Five Things to Declutter During a Pandemic
When you’re spending a lot of time at home in isolation, decluttering might seem like a great idea. You may have more time on your hands than usual, and you’re definitely in the right place.
But are you in the right headspace to declutter?
Sure, it’s tempting to get your house in order while normal life is suspended. But the uncertainty that lies in the months ahead could mean many of us don’t feel confident making big decisions about what items we want to keep, and what we want to let go of.
Despite this, there are some things that you can declutter that likely won’t require big decisions, and won’t see you chucking out your grandmother’s antique dinner set in a sudden fit of enthusiasm. The key is to focus on items you’ve been meaning to tackle, that you know you don’t need.
1. Cosmetics and Skincare
If there’s one thing a lot of us are doing in lockdown, it’s self-care. But before you place that next skincare order, spend some time reviewing what you already have.
Gather all of your cosmetics together and declutter them by category. Throw out anything that’s expired, that you don’t enjoy using, or that isn’t right for your skin. You’ll probably be surprised by how much obvious clutter you’ve collected – think hotel soaps, blunt razors, and mouldy toiletry bags you haven’t used for years.
TIP: If you haven’t used much of a product but find it doesn’t suit your skin or you’re not really a bath salts person, think about putting it aside to pass along to a friend who might have a different skin type. Otherwise, visit Terracycle to see if you can recycle your empties.
Self care doesn’t mean abundance
If you’re spending more time on your devices at the moment, you’re not alone. So why not put all that screen time to good use by doing a digital declutter? For a start, we all have way too many photos on our phone. Start by deleting the ones you know you don’t need – the out-of-focus, the unflattering, unhappy memories, and all those old screenshots you’ve been hoarding.
Next, declutter your inbox. Delete anything you don’t need to keep, and unsubscribe from mail-outs you don’t read. Organise your folders, deleting any that are redundant, and start filing all of your other emails into the relevant folders. The only emails that should remain in your inbox are those waiting to be actioned – your inbox should function like an in-tray or ‘pending’ folder.
Rediscover joy in cooking
3. The pantry
Unsurprisingly, the pantry may have been a site of some anxiety for many of us in the past month or two.
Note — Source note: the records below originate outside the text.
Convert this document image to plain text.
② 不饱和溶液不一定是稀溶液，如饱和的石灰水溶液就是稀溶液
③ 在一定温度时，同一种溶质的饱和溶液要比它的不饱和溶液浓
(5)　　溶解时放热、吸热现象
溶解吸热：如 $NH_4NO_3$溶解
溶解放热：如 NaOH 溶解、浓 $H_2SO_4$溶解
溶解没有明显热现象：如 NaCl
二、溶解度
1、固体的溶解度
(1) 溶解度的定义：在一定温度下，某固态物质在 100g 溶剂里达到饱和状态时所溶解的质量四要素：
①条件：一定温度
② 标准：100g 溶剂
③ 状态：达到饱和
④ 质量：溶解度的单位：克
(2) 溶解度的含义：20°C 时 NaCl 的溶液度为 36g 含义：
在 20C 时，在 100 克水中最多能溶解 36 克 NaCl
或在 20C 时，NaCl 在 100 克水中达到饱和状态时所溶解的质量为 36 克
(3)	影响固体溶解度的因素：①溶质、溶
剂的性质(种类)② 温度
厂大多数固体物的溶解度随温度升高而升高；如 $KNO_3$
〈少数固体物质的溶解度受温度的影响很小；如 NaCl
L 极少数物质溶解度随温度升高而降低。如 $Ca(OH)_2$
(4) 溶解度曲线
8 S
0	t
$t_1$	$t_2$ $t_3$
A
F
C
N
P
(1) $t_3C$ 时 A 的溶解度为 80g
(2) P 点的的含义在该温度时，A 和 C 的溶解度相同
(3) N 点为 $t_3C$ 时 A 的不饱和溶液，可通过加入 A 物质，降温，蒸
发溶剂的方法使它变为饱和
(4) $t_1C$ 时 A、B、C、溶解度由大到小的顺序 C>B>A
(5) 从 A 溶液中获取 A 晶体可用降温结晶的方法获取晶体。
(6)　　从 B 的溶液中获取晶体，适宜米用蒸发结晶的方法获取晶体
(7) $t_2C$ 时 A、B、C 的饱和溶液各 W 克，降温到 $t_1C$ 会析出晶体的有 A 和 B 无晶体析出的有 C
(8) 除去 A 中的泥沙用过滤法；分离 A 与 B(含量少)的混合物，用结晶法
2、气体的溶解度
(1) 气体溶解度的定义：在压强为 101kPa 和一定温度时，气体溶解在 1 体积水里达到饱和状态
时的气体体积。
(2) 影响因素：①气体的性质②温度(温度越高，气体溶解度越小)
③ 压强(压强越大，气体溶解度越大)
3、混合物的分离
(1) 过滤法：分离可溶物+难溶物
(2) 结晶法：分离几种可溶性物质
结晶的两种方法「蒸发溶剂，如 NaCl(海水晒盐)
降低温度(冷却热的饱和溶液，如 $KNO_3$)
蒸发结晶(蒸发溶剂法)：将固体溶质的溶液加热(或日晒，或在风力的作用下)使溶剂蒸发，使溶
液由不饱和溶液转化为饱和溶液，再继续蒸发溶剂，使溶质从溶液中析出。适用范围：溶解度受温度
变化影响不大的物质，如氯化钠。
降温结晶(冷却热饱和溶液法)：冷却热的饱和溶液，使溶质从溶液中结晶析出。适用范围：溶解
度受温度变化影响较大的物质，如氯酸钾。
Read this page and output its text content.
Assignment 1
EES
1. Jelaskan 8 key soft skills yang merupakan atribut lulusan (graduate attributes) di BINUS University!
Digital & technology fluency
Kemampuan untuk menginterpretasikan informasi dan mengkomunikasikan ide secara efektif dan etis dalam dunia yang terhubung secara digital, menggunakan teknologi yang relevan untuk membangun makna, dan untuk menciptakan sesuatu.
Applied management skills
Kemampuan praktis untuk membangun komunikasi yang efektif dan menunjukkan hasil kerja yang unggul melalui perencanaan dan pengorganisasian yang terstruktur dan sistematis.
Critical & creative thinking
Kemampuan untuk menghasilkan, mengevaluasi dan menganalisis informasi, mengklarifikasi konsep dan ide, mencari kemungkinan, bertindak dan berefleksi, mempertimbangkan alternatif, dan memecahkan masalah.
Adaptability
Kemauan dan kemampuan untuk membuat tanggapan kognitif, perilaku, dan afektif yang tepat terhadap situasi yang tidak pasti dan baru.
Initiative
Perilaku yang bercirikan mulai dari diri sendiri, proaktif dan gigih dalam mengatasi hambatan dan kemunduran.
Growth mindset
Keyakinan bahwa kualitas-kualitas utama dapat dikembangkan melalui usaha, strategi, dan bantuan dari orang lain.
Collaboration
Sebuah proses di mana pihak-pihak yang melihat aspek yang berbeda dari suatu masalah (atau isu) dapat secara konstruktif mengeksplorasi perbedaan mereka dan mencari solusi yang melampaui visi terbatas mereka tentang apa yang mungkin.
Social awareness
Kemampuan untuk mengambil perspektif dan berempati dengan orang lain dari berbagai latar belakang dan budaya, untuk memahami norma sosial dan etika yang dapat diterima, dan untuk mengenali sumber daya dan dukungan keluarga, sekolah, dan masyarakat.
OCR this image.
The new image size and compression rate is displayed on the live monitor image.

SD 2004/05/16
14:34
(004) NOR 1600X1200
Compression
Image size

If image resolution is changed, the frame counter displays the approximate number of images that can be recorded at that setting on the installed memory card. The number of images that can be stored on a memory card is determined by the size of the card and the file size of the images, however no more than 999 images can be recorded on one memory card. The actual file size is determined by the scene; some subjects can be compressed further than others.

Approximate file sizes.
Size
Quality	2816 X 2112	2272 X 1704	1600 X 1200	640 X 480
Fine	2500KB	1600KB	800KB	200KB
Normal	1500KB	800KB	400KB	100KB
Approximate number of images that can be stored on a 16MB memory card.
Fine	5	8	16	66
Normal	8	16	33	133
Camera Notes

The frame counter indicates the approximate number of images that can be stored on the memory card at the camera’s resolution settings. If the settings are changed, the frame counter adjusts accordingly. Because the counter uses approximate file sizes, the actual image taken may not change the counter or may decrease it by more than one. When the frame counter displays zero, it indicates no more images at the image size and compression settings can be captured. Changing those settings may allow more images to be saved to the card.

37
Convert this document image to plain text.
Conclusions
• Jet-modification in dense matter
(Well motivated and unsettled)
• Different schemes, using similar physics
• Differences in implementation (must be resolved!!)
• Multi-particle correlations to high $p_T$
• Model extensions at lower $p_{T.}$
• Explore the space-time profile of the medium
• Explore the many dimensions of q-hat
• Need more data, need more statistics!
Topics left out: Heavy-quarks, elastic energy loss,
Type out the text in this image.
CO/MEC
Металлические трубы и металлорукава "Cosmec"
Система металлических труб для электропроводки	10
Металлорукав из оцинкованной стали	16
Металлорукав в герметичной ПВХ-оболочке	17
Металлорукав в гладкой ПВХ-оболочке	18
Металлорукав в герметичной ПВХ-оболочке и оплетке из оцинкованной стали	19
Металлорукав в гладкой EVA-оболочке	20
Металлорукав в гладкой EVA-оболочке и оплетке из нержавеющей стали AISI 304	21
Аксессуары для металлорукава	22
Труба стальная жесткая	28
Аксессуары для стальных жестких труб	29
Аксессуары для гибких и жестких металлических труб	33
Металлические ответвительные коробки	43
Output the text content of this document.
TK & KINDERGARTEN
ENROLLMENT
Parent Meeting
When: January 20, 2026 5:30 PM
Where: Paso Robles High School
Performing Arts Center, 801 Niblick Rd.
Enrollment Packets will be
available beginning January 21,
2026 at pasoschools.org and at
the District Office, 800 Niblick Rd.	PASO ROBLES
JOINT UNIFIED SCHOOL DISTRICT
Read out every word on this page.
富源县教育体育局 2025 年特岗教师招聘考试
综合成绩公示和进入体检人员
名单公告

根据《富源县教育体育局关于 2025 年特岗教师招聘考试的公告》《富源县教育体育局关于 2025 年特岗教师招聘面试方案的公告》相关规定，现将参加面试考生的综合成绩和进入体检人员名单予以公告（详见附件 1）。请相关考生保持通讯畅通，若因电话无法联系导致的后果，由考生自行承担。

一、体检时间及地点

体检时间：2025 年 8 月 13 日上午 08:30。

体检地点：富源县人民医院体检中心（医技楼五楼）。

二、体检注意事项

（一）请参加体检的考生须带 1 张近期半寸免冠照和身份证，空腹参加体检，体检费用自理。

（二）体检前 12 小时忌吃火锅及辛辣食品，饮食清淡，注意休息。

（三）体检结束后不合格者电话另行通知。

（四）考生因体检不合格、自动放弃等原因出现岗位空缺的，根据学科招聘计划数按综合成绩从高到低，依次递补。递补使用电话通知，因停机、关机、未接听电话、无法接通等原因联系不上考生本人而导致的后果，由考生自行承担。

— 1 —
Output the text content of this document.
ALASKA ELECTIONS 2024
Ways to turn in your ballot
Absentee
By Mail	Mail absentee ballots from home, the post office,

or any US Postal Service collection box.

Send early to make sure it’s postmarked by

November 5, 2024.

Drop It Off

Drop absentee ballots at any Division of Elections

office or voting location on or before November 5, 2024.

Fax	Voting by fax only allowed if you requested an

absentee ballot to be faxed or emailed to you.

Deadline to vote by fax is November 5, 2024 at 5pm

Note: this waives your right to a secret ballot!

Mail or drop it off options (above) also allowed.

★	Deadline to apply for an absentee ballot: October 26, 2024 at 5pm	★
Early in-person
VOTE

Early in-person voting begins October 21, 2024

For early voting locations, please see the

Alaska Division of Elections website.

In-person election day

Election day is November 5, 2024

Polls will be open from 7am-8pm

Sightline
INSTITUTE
If you stocked up on items prior to lockdown you may have lost track of what you have, so an inventory is in order.
Most importantly, rediscover joy in cooking. It’s a great way to relax, to nourish yourself and your family, and keep your immunity levels high. It also lends structure to the day which is helpful when you may not be leaving the house much, and when the lines between work, home, and school might be blurred. Cooking is also a great way to keep kids occupied, and you’ll be teaching them a vital skill.
4. Your “To Do” List
In this blog post, I recommended decluttering excess tasks to free up your time and mental capacity. Conveniently, perhaps lockdown has made you realise that there are some things in your normal life that you don’t actually miss all that much.
Some might be obvious, like commuting, but others might be more surprising.
This is a unique (and likely once in a lifetime) opportunity to go back to basics and clarify for yourself what you value, what your ‘true north’ is. Go for a long, contemplative walk, write lists of what you’re missing and not missing, and maybe even do some journaling.
However you do it, try to capture your reflections in writing, so that in the future when things are back to normal and you find yourself going off course and doing things you don’t really like or need to, you can return to your personal values.
Capture your reflections in writing
5. Sentimental items
These items are often the hardest to declutter. If you’re feeling up to it, use the time you have and go for it. As with anything else, if you don’t wish to use or look at these items normally, you may never want to and it might be best to let them go.
But if you’re not entirely sure, try using Courtney Carver’s ‘defer’ option. Rather than discarding more emotionally-charged items straight away, try boxing them up and tucking them away. Set a reminder on your phone to revisit these items in six months, and if you haven’t missed them then you know you are ready to discard. After all, with op shops closed you may have difficulty disposing of them at the moment.
All in all, now is a great time to declutter manageable categories that you’ve been putting off. Remember, as with any decluttering, the focus shouldn’t be on just throwing things away, but should be on recognising what you love and value, and keeping it in your life.